Cyril Ayling

Personal information
- Full name: Cyril Edgar Ayling
- Born: 26 October 1910 Buenos Aires, Argentina
- Died: 13 November 1993 (aged 83) Argentina
- Batting: Right-handed
- Bowling: Right-arm fast-medium
- Relations: Dennet Ayling (brother) Cecil Ayling (brother)

International information
- National side: Argentina;

Career statistics
| Competition | First-class |
| Matches | 9 |
| Runs scored | 200 |
| Batting average | 15.38 |
| 100s/50s | –/1 |
| Top score | 50 |
| Balls bowled | 1,362 |
| Wickets | 24 |
| Bowling average | 28.08 |
| 5 wickets in innings | 1 |
| 10 wickets in match | – |
| Best bowling | 5/48 |
| Catches/stumpings | 8/– |
- Source: CricketArchive, 23 January 2011

= Cyril Ayling =

Argentine cricketer (1910–1993)

Cyril Edgar Ayling (October 1910 - 13 November 1993) was a cricketer who played for Argentina and was a member of the South American cricket team that toured England in 1932. He represented Argentina in three first-class matches against Sir Theodore Brinckman's XI in 1937–38, but also played in non-first-class representational matches for Argentina from 1930 to 1959. He was born in Buenos Aires.

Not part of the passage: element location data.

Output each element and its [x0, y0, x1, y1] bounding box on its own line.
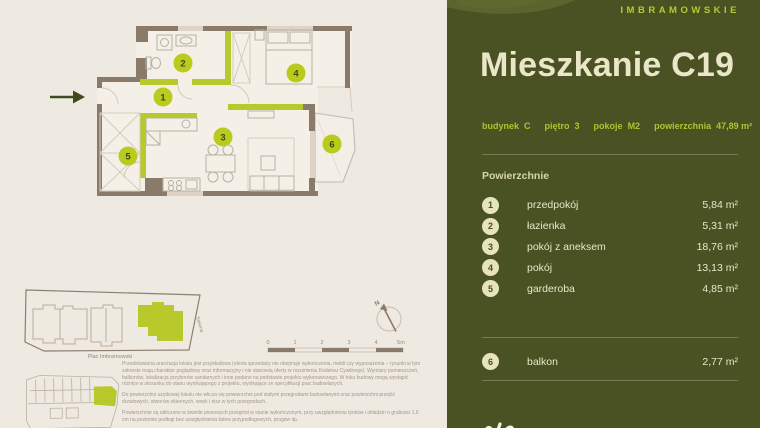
square-label: Plac Imbramowski: [88, 354, 133, 360]
leaf-decoration-icon: [447, 0, 577, 22]
room-marker: 3: [214, 128, 233, 147]
apartment-title: Mieszkanie C19: [480, 46, 734, 85]
room-row: 6 balkon 2,77 m²: [482, 351, 738, 372]
scale-tick: 3: [347, 340, 350, 346]
disclaimer-paragraph: Przedstawiona aranżacja lokalu jest przy…: [122, 361, 422, 388]
room-marker-label: 3: [220, 133, 225, 144]
room-marker-label: 4: [293, 69, 299, 80]
developer-logo-cutoff: [480, 412, 514, 428]
highlighted-building: [138, 302, 183, 341]
room-row: 1 przedpokój 5,84 m²: [482, 195, 738, 216]
room-name: pokój: [527, 262, 552, 274]
meta-pietro: piętro3: [545, 121, 580, 131]
room-name: łazienka: [527, 220, 566, 232]
room-marker: 5: [119, 147, 138, 166]
meta-value: C: [524, 121, 531, 131]
separator: [482, 154, 738, 155]
room-area: 2,77 m²: [702, 356, 738, 368]
meta-budynek: budynekC: [482, 121, 531, 131]
room-name: pokój z aneksem: [527, 241, 606, 253]
room-marker-label: 6: [329, 140, 334, 151]
apartment-meta: budynekC piętro3 pokojeM2 powierzchnia47…: [482, 121, 752, 131]
room-number-badge: 6: [482, 353, 499, 370]
highlighted-unit: [94, 386, 117, 406]
room-area: 4,85 m²: [702, 283, 738, 295]
meta-value: 3: [575, 121, 580, 131]
room-marker: 1: [154, 88, 173, 107]
building-storey-plan: [26, 374, 120, 428]
info-panel: IMBRAMOWSKIE Mieszkanie C19 budynekC pię…: [447, 0, 760, 428]
scale-tick: 2: [320, 340, 323, 346]
room-area: 5,31 m²: [702, 220, 738, 232]
room-name: garderoba: [527, 283, 575, 295]
meta-label: pokoje: [594, 121, 623, 131]
room-name: przedpokój: [527, 199, 578, 211]
room-marker: 6: [323, 135, 342, 154]
room-marker: 2: [174, 54, 193, 73]
floor-plan: 1 2 3 4 5 6: [50, 26, 355, 196]
meta-powierzchnia: powierzchnia47,89 m²: [654, 121, 752, 131]
room-marker: 4: [287, 64, 306, 83]
disclaimer-paragraph: Powierzchnie są obliczone w świetle pion…: [122, 410, 422, 424]
compass-n-label: N: [374, 299, 382, 308]
scale-tick: 0: [266, 340, 269, 346]
scale-bar: 0 1 2 3 4 5m: [266, 340, 405, 352]
room-area: 13,13 m²: [697, 262, 738, 274]
room-list: 1 przedpokój 5,84 m² 2 łazienka 5,31 m² …: [482, 195, 738, 299]
scale-tick: 4: [374, 340, 377, 346]
room-number-badge: 2: [482, 218, 499, 235]
room-marker-label: 2: [180, 59, 185, 70]
disclaimer-paragraph: Do powierzchni użytkowej lokalu nie wlic…: [122, 392, 422, 406]
meta-label: budynek: [482, 121, 519, 131]
scale-tick: 1: [293, 340, 296, 346]
room-marker-label: 1: [160, 93, 166, 104]
brand-wordmark: IMBRAMOWSKIE: [620, 5, 740, 16]
meta-value: 47,89 m²: [716, 121, 752, 131]
scale-tick: 5m: [397, 340, 405, 346]
room-number-badge: 3: [482, 238, 499, 255]
brochure-page: 1 2 3 4 5 6 N: [0, 0, 760, 428]
meta-label: powierzchnia: [654, 121, 711, 131]
separator: [482, 337, 738, 338]
balcony-outline: [315, 87, 355, 182]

Ayling was a middle-to-lower order right-handed batsman and a right-arm fast medium bowler. On the tour of England in 1932, his batting was not very successful in the six first-class matches, and his highest score was only 34. His bowling was better and he took 19 wickets in first-class games, with a best of five for 48 as he and his brother, Dennet Ayling, bowled the South American team to victory over Sir Julien Cahn's side at Nottingham. Outside the first-class games, he scored an unbeaten 95 and took five for 72 against MCC at Lord's; his innings averted the follow-on and his victims included Test player Eddie Dawson and former England captain Pelham Warner.

Against Brinckman's XI in 1937–38, Ayling played alongside Dennet and a third brother, Cecil Ayling. His highest score in three matches came in a rearguard action in the last of the three games, in which all three brothers reached 50 - in Cyril's case, exactly 50. His best bowling, four for 95, also came in this match.

Cyril Ayling continued to play high-level Argentinian cricket past his 50th birthday.

He died in November 1993, a few days after his 83rd birthday.